Kebalikannya ialah hypothetical imperative yang berlaku demi mengejar
suatu tujuan akhir.
Tujuan akhir
ialah guna mendatangkan kebaikan manusia. Aristoteles lebih jauh mengungkapkan,
bahwa tujuan puncak akhir manusia ialah kebahagiaan atau eudaimonia yang
disebutnya sebagai summum bonum (the supreme end of life). Demi
pencapaian tujuan akhir inilah lahir bermacam-macam aliran dalam sejarah etika.
Aristoteles, yang dilahir kan di Stageira di wilayah kerajaan Macedonia dalam
tahun 384 SM adalah murid dari Plato dan guru dari Alexander Agung. [1]
Secara singkat prinsip Universalisme berbeda dengan pandangan
utilitarian yang menekankan aspek hasil suatu keputusan, universalisme
memfokuskan diri pada tujuan suatu keputusan atau tindakan.
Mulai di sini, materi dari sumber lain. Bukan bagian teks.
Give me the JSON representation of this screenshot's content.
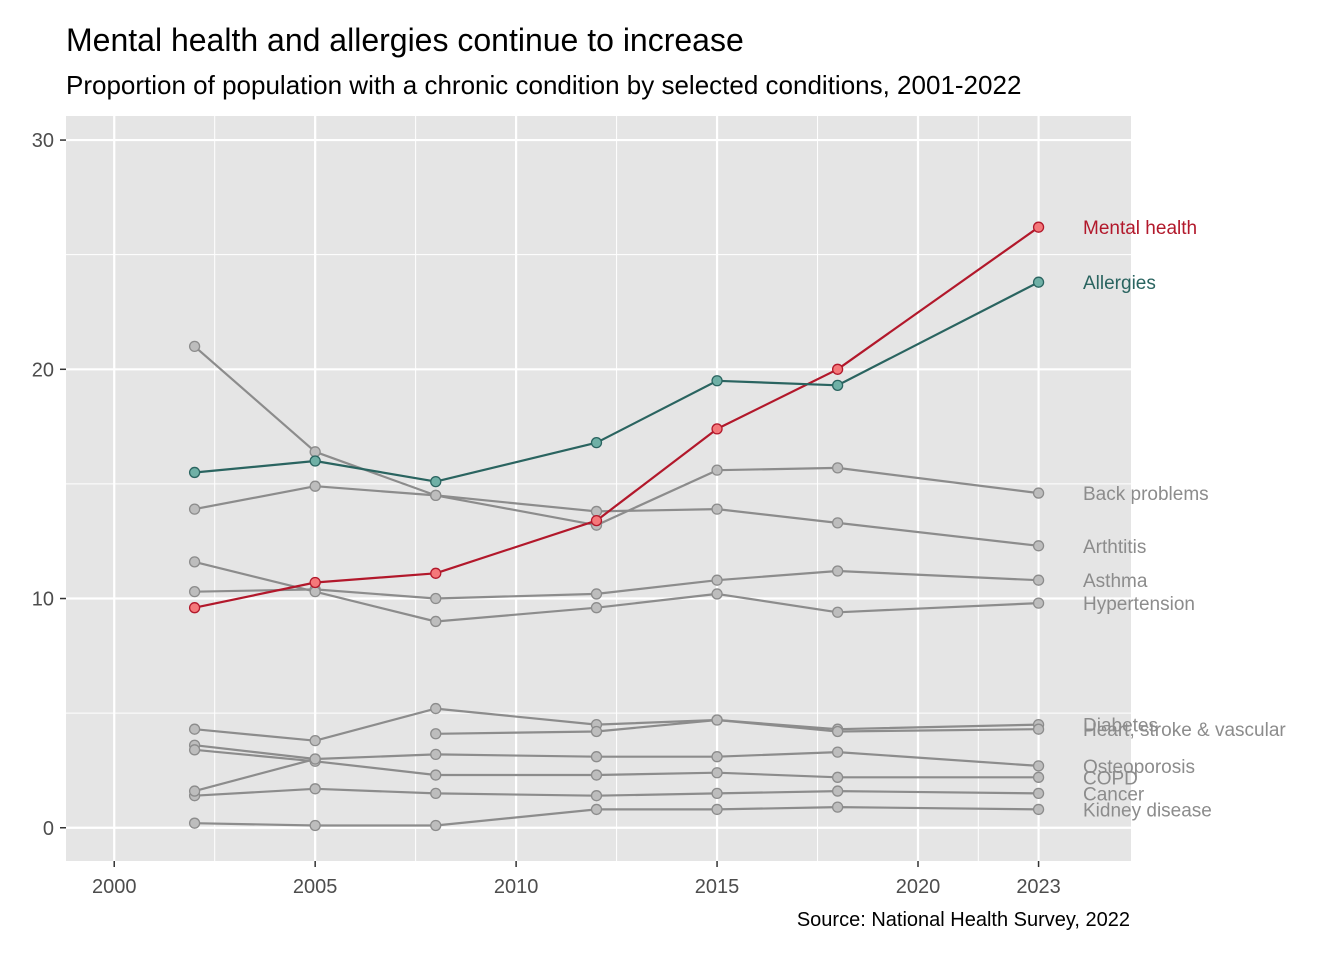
{
  "title": "Mental health and allergies continue to increase",
  "subtitle": "Proportion of population with a chronic condition by selected conditions, 2001-2022",
  "caption": "Source: National Health Survey, 2022",
  "colors": {
    "panel": "#e5e5e5",
    "grid": "#ffffff",
    "gray_line": "#8c8c8c",
    "gray_point": "#bdbdbd",
    "mental_line": "#b2182b",
    "mental_point": "#f4787a",
    "allergy_line": "#2a6460",
    "allergy_point": "#6fb0a6"
  },
  "chart_data": {
    "type": "line",
    "title": "Mental health and allergies continue to increase",
    "subtitle": "Proportion of population with a chronic condition by selected conditions, 2001-2022",
    "xlabel": "",
    "ylabel": "",
    "xlim": [
      1998.8,
      2025.3
    ],
    "ylim": [
      -1.45,
      31.05
    ],
    "x_ticks": [
      2000,
      2005,
      2010,
      2015,
      2020,
      2023
    ],
    "y_ticks": [
      0,
      10,
      20,
      30
    ],
    "grid": true,
    "series": [
      {
        "name": "Mental health",
        "highlight": "mental",
        "points": [
          [
            2002,
            9.6
          ],
          [
            2005,
            10.7
          ],
          [
            2008,
            11.1
          ],
          [
            2012,
            13.4
          ],
          [
            2015,
            17.4
          ],
          [
            2018,
            20.0
          ],
          [
            2023,
            26.2
          ]
        ]
      },
      {
        "name": "Allergies",
        "highlight": "allergy",
        "points": [
          [
            2002,
            15.5
          ],
          [
            2005,
            16.0
          ],
          [
            2008,
            15.1
          ],
          [
            2012,
            16.8
          ],
          [
            2015,
            19.5
          ],
          [
            2018,
            19.3
          ],
          [
            2023,
            23.8
          ]
        ]
      },
      {
        "name": "Back problems",
        "points": [
          [
            2002,
            21.0
          ],
          [
            2005,
            16.4
          ],
          [
            2008,
            14.5
          ],
          [
            2012,
            13.2
          ],
          [
            2015,
            15.6
          ],
          [
            2018,
            15.7
          ],
          [
            2023,
            14.6
          ]
        ]
      },
      {
        "name": "Arthtitis",
        "points": [
          [
            2002,
            13.9
          ],
          [
            2005,
            14.9
          ],
          [
            2008,
            14.5
          ],
          [
            2012,
            13.8
          ],
          [
            2015,
            13.9
          ],
          [
            2018,
            13.3
          ],
          [
            2023,
            12.3
          ]
        ]
      },
      {
        "name": "Asthma",
        "points": [
          [
            2002,
            10.3
          ],
          [
            2005,
            10.4
          ],
          [
            2008,
            10.0
          ],
          [
            2012,
            10.2
          ],
          [
            2015,
            10.8
          ],
          [
            2018,
            11.2
          ],
          [
            2023,
            10.8
          ]
        ]
      },
      {
        "name": "Hypertension",
        "points": [
          [
            2002,
            11.6
          ],
          [
            2005,
            10.3
          ],
          [
            2008,
            9.0
          ],
          [
            2012,
            9.6
          ],
          [
            2015,
            10.2
          ],
          [
            2018,
            9.4
          ],
          [
            2023,
            9.8
          ]
        ]
      },
      {
        "name": "Diabetes",
        "points": [
          [
            2002,
            4.3
          ],
          [
            2005,
            3.8
          ],
          [
            2008,
            5.2
          ],
          [
            2012,
            4.5
          ],
          [
            2015,
            4.7
          ],
          [
            2018,
            4.3
          ],
          [
            2023,
            4.5
          ]
        ]
      },
      {
        "name": "Heart, stroke & vascular",
        "points": [
          [
            2008,
            4.1
          ],
          [
            2012,
            4.2
          ],
          [
            2015,
            4.7
          ],
          [
            2018,
            4.2
          ],
          [
            2023,
            4.3
          ]
        ]
      },
      {
        "name": "Osteoporosis",
        "points": [
          [
            2002,
            3.6
          ],
          [
            2005,
            3.0
          ],
          [
            2008,
            3.2
          ],
          [
            2012,
            3.1
          ],
          [
            2015,
            3.1
          ],
          [
            2018,
            3.3
          ],
          [
            2023,
            2.7
          ]
        ]
      },
      {
        "name": "COPD",
        "points": [
          [
            2002,
            3.4
          ],
          [
            2005,
            2.9
          ],
          [
            2008,
            2.3
          ],
          [
            2012,
            2.3
          ],
          [
            2015,
            2.4
          ],
          [
            2018,
            2.2
          ],
          [
            2023,
            2.2
          ]
        ]
      },
      {
        "name": "Cancer",
        "points": [
          [
            2002,
            1.4
          ],
          [
            2005,
            1.7
          ],
          [
            2008,
            1.5
          ],
          [
            2012,
            1.4
          ],
          [
            2015,
            1.5
          ],
          [
            2018,
            1.6
          ],
          [
            2023,
            1.5
          ]
        ]
      },
      {
        "name": "Kidney disease",
        "points": [
          [
            2002,
            0.2
          ],
          [
            2005,
            0.1
          ],
          [
            2008,
            0.1
          ],
          [
            2012,
            0.8
          ],
          [
            2015,
            0.8
          ],
          [
            2018,
            0.9
          ],
          [
            2023,
            0.8
          ]
        ]
      },
      {
        "name": "",
        "points": [
          [
            2002,
            1.6
          ],
          [
            2005,
            3.0
          ]
        ]
      }
    ]
  }
}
Prinsip kunci dari
universalisme adalah prinsip Kant tentang imperative kategoris yang terdiri
dari: Pertama, seseorang harus memilih untuk bertindak, hanya jika ia
berkemauan untuk memberi kesempatan setiap orang dimuka bumi dalam situasi yang
sama untuk membuat keputusan yang sama dan bertindak dengan cara yang sama. Kedua,
orang lain harus diperlakukan sebagai tujuan , tidak semata sebagai alat
untuk mencapai tujuan.Sebagai konsekuensi, pendekatan ini memfokuskan diri pada
kewajiban yang harus dilakukan seseorang individu terhadap individu lain dan
juga terhadap kemanusiaan.
Menurut Kant persoalan universalisme berhubungan dengan yang disebut
Kant sebagai “kewajiban”, sehingga hanya ketika kita bertindak berdasarkan
kewajiban kita maka tindakan kita bisa disebut bersifat etis. Jika kita
bertindak semata-mata karena dorongan perasaan atau kepentingan pribadi, maka
tindakan kita tidak memiliki nilai moral sama sekali. [2]
Namun, dengan niat (tujuan) baik semata tindakan yang tidak etis
tidak serta merta menjadi bersifat etis. Seperti dikemukakan Yusuf al-Qardawi
jika kita kaitkan dengan ajaran Islam, niat (tujuan) baik tidak menjadikan yang
haram menjadi bisa diterima. [3]
Pendekatan yang dikedepankan oleh prinsip ini dengan memfokuskan
diri pada kewajiban yang harus dilakukan seorang individu terhadap individu
lain. Bertindak berdasarkan kewajiban maka disebut etis. Jika seseorang atau
organisasi bertindak sesuai dengan persaan atau kepentingan pribadi, maka
tindakan tersebut tidak memiliki nilai moral. Kriteria pengambilan keputusan
yang berkaitan dengan etika dibuat “berdasarkan kepentingan individu (self
interest) dan kebutuhan”.[4]
B. PRINSIP HAK-HAK
Norma moral, terkait pula dengan pengertian hak-hak (rights)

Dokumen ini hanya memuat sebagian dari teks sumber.